Welcome to episode #005 of the AR15 Podcast. I’m your host Jake Challand from Gun Guy Radio. This is THEE podcast about youuurrrr favorite black rifle! This show is for you; whether you're building your first AR or you’ve been building ARs for years. There’s something we can all do to take our black rifle to the next level. Joining me is Co-host Reed Snyder former Marine and full time Texan.
Main Topic: AR-15 Cool Factor Brownell's AR-15 Builder - Build your own cool looking AR-15 here
Listener Feedback: Jon: Thank you again for this podcast subject, however the explanation given about forgings is inaccurate. There are three basic configurations for aluminum used in the manufacture of AR lowers: forgings (strongest), billet (moderate), and cast (weakest).
Forgings: Almost all major manufacturers use aluminum forgings for their lowers. Due to the high cost of the machinery, only 5/6 foundries fabricate the forgings for all the AR's made in America. A piece of red hot aluminum is put in between two dies and is smashed into shape by a very large (100 ton) hydraulic hammer. These raw forgings are then sent to a machine shop for further machining and processing. The forging process aligns the molecules in the aluminum grain structure to make a very strong finished product. (Note: All aircraft landing gears and highly stressed wing parts are manufactured this same way because of their strength.)

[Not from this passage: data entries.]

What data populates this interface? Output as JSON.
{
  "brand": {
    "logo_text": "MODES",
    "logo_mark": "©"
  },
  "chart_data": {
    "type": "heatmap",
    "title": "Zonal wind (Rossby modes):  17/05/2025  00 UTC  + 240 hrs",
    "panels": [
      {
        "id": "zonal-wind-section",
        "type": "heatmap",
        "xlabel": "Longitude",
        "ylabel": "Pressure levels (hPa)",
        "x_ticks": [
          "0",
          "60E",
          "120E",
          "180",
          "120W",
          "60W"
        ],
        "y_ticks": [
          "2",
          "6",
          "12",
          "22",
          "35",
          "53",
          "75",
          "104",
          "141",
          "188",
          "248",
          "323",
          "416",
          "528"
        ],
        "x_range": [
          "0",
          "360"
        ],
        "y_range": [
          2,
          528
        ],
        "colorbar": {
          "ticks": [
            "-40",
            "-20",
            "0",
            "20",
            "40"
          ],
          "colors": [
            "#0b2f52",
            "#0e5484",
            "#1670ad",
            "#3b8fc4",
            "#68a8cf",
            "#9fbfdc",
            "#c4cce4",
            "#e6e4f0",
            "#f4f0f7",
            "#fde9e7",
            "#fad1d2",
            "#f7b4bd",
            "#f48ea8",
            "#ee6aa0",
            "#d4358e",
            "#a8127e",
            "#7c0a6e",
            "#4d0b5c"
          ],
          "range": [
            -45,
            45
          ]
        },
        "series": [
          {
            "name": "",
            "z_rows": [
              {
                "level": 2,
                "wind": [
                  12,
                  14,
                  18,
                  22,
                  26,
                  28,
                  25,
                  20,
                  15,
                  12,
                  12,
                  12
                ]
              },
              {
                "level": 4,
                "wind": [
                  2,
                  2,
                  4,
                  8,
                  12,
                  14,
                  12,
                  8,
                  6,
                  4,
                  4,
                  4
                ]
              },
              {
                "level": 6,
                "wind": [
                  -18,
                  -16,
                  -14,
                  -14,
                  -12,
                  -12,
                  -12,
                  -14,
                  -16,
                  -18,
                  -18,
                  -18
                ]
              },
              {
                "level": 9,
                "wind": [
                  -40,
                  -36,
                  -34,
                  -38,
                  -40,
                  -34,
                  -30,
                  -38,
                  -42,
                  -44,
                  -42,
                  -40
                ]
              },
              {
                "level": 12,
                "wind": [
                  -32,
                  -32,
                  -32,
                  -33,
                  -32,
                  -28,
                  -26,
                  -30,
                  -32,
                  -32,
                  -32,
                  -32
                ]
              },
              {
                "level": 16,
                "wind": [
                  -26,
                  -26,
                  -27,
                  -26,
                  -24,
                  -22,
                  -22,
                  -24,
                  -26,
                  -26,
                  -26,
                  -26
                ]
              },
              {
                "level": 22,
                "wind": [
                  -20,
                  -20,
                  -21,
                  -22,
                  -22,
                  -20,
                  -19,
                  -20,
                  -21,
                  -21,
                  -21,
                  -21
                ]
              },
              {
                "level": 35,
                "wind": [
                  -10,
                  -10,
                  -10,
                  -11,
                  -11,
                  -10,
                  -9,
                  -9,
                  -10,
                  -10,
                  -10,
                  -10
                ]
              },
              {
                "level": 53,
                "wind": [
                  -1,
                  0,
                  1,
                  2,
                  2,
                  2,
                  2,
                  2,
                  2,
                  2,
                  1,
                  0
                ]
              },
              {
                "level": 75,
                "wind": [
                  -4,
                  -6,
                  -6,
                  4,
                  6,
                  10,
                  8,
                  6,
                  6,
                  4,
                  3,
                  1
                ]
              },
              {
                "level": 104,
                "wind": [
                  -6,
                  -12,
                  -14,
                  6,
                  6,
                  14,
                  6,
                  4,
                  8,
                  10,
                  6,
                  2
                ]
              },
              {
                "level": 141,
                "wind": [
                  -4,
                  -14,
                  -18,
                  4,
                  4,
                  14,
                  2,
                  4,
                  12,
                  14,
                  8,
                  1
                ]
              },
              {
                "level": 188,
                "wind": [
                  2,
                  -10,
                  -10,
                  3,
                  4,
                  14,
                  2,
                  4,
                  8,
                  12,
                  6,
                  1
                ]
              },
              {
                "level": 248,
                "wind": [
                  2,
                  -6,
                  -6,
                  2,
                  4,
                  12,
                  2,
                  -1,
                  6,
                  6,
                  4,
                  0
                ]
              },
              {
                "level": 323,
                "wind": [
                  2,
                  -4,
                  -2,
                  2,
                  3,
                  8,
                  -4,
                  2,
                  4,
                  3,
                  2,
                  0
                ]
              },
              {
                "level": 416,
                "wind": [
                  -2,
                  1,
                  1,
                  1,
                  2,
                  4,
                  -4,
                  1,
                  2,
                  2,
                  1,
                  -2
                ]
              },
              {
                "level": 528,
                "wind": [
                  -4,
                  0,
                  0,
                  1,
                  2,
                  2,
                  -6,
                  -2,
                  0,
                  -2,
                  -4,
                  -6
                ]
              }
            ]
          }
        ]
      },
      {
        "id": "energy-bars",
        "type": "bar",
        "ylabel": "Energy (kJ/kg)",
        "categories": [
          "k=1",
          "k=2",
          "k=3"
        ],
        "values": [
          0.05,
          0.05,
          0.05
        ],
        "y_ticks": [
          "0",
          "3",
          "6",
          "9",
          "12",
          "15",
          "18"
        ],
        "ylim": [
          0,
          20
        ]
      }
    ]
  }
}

Billet: Billet is nothing more than flat plate or bar stock that is machined to finished configuration, cutting through all the molecular grain structure, thereby weakening it. There are only a couple of manufacturers, like Sun Devil, making billet lowers. Their benefit is that they can change configurations or modify tolerances with a few keystrokes on the computer. The material used is usually 6061 -T6, rather than the stronger 7075-T6 used in forgings.
Castings: This is what was given as being a forging (ie pouring aluminum into a mold, usually made from sand or ceramic media) in podcast #3. Castings got off to a bad start as being weak in the early years of aftermarket lowers, due to a very granular, easy to fracture molecular structure. Castings are generally used because they are cheap to produce and minimize additional machining required. Ruger now uses this method exclusively for their firearm actions, including the SR 556. They seem to have gotten it right, but most builders will still shy away from any cast uppers or lowers for strength reasons.
95% of production lowers are strong forgings produced by 5 or 6 foundries in America and are sold to only 11-18 machine shops. They are then sold to the actual AR manufactures with the manufacturer's name imprinted on the lower.
You have a great podcast and forum with a lot of listeners. I'm sure you would like the correct info out there. Just thought I'd bring this to your attention, but know you will probably want to follow up with research of your own. You will probably want to fact check on future podcasts, because many of your listeners are taking what you are saying as accurate fact.
Looking forward to more good stuff!
Lane Douglas: In episode 015 of GGR you talked about building an AR. Do you have a source for the lower casting, the part with the serial number, that will sell without first registering it through an FFL? Brownells will not sell without shipping to my FFL, ditto for a few others I have checked. I am ok with the process, just trying to avoid the $10 back ground fee, and $25 transfer fee that my FFL charges.